The 2x2 matrix has the following quadrants:
High Value, Low Effort: They are the golden nuggets. These PBIs should be prioritized for quick wins and maximum impact.
High Value, High Effort: The Diamonds in the Rough. Break down these massive PBIs into smaller, more doable chores.
Low Value, Low Effort: The Pebbles. Consider delaying or removing these "filler" PBIs.
Low Value, High Effort: The Coal in the Mine. Avoid these money drains unless absolutely essential.
Following is a possible visualization of the value effort matrix for MintMaster user stories:
Value Effort Matrix helps in visualizing the trade-offs between value and effort to identify quick wins and low-value items. Its also notable that RICE and the Value Effort Matrix cab be used collaboratively for informed prioritization.
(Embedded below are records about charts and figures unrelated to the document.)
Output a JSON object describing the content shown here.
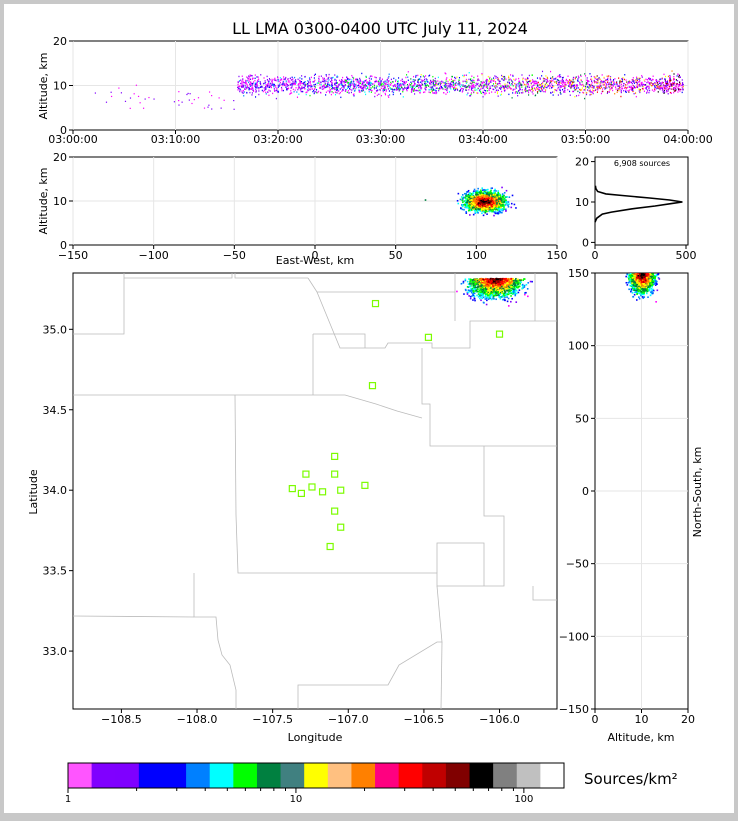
{
  "title": "LL LMA 0300-0400 UTC July 11, 2024",
  "units_label": "Sources/km²",
  "chart_data": [
    {
      "type": "scatter",
      "panel": "altitude-vs-time",
      "ylabel": "Altitude, km",
      "xlabel": "",
      "x_ticks": [
        "03:00:00",
        "03:10:00",
        "03:20:00",
        "03:30:00",
        "03:40:00",
        "03:50:00",
        "04:00:00"
      ],
      "x_range_minutes": [
        0,
        60
      ],
      "ylim": [
        0,
        20
      ],
      "y_ticks": [
        0,
        10,
        20
      ],
      "points_summary": "dense band of sources at 8-14 km from ~03:16 to 04:00, sparse before"
    },
    {
      "type": "scatter",
      "panel": "altitude-vs-east-west",
      "ylabel": "Altitude, km",
      "xlabel": "East-West, km",
      "xlim": [
        -150,
        150
      ],
      "x_ticks": [
        -150,
        -100,
        -50,
        0,
        50,
        100,
        150
      ],
      "ylim": [
        0,
        20
      ],
      "y_ticks": [
        0,
        10,
        20
      ],
      "cluster_center": [
        105,
        10
      ]
    },
    {
      "type": "line",
      "panel": "altitude-histogram",
      "xlim": [
        0,
        500
      ],
      "x_ticks": [
        0,
        500
      ],
      "ylim": [
        0,
        20
      ],
      "y_ticks": [
        0,
        10,
        20
      ],
      "annotation": "6,908 sources",
      "profile": [
        [
          0,
          5
        ],
        [
          10,
          6
        ],
        [
          40,
          7
        ],
        [
          90,
          7.5
        ],
        [
          200,
          8.3
        ],
        [
          330,
          9
        ],
        [
          420,
          9.6
        ],
        [
          480,
          10
        ],
        [
          410,
          10.5
        ],
        [
          300,
          11
        ],
        [
          150,
          11.6
        ],
        [
          60,
          12
        ],
        [
          15,
          12.6
        ],
        [
          5,
          13.3
        ],
        [
          2,
          14
        ]
      ]
    },
    {
      "type": "scatter",
      "panel": "plan-view",
      "xlabel": "Longitude",
      "ylabel": "Latitude",
      "xlim": [
        -108.82,
        -105.62
      ],
      "ylim": [
        32.64,
        35.35
      ],
      "x_ticks": [
        -108.5,
        -108.0,
        -107.5,
        -107.0,
        -106.5,
        -106.0
      ],
      "x_tick_labels": [
        "−108.5",
        "−108.0",
        "−107.5",
        "−107.0",
        "−106.5",
        "−106.0"
      ],
      "y_ticks": [
        33.0,
        33.5,
        34.0,
        34.5,
        35.0
      ],
      "y_tick_labels": [
        "33.0",
        "33.5",
        "34.0",
        "34.5",
        "35.0"
      ],
      "stations": [
        [
          -106.82,
          35.16
        ],
        [
          -106.47,
          34.95
        ],
        [
          -106.0,
          34.97
        ],
        [
          -106.84,
          34.65
        ],
        [
          -107.09,
          34.21
        ],
        [
          -107.28,
          34.1
        ],
        [
          -107.09,
          34.1
        ],
        [
          -107.37,
          34.01
        ],
        [
          -107.24,
          34.02
        ],
        [
          -107.31,
          33.98
        ],
        [
          -107.17,
          33.99
        ],
        [
          -107.05,
          34.0
        ],
        [
          -106.89,
          34.03
        ],
        [
          -107.09,
          33.87
        ],
        [
          -107.05,
          33.77
        ],
        [
          -107.12,
          33.65
        ]
      ],
      "station_color": "#7cfc00"
    },
    {
      "type": "scatter",
      "panel": "north-south-vs-altitude",
      "xlabel": "Altitude, km",
      "ylabel": "North-South, km",
      "xlim": [
        0,
        20
      ],
      "x_ticks": [
        0,
        10,
        20
      ],
      "ylim": [
        -150,
        150
      ],
      "y_ticks": [
        -150,
        -100,
        -50,
        0,
        50,
        100,
        150
      ],
      "y_tick_labels": [
        "−150",
        "−100",
        "−50",
        "0",
        "50",
        "100",
        "150"
      ]
    },
    {
      "type": "colorbar",
      "scale": "log",
      "range": [
        1,
        150
      ],
      "tick_labels": [
        "1",
        "10",
        "100"
      ],
      "colors": [
        "#ff55ff",
        "#8000ff",
        "#7f00ff",
        "#0000ff",
        "#0000ff",
        "#0080ff",
        "#00ffff",
        "#00ff00",
        "#008040",
        "#408080",
        "#ffff00",
        "#ffc080",
        "#ff8000",
        "#ff0080",
        "#ff0000",
        "#c00000",
        "#800000",
        "#000000",
        "#808080",
        "#c0c0c0",
        "#ffffff"
      ]
    }
  ]
}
Weighted Shortest Job First (WSJF)
WSJF is a prioritization technique commonly used in lean methodologies and frameworks like SAFe (Scaled Agile Framework). It aims to maximize the value delivered by prioritizing backlog items based on their cost of delay and job size. WSJF was popularized as part of SAFe by Dean Leffingwell and draws inspiration from lean principles, particularly the concept of minimizing waste and focusing on delivering the most valuable features or tasks first.
One of the key concepts in WSJF is the Cost of Delay, which refers to the impact of delaying the implementation of a backlog item. WSJF prioritizes backlog items with higher costs of delay, ensuring that items with significant business value or urgency are addressed promptly. WSJF also considers the size or effort (Job Size) required to implement each backlog item. Larger items may have higher costs of delay but may also take longer to implement. WSJF balances the urgency of delivery with the effort required, aiming to maximize value while minimizing waste.
The formula for calculating WSJF is typically represented as:
WSJF = Cost of Delay/Job Size
Higher scores indicate tasks that deliver more value per unit of effort. WSJF prioritizes these tasks, aiming for faster completion cycles and quicker feedback loops. Here is our MinMaster backlog prioritized using WSJF:
WSJF encourages a culture of continuous improvement by regularly reevaluating backlog priorities based on changing business needs, market conditions, and feedback from stakeholders. This adaptability is essential for Agile teams to remain responsive to emerging opportunities and challenges.
Here is a quick field guide to the four prioritization techniques we discussed:
Beyond the ⚙️ Toolkit
Choosing the right prioritization technique is a critical aspect of successful Agile project management. Each technique discussed has its strengths and weaknesses, and the most suitable approach depends on the nature of the project, team dynamics, and the desired level of detail in decision-making. By understanding the nuances of these popular prioritization techniques, Agile practitioners and product managers can make informed choices that align with their project goals and team capabilities. Just ensure to be transparent, get buy-in from stakeholders, and ensure everyone understands the priorities.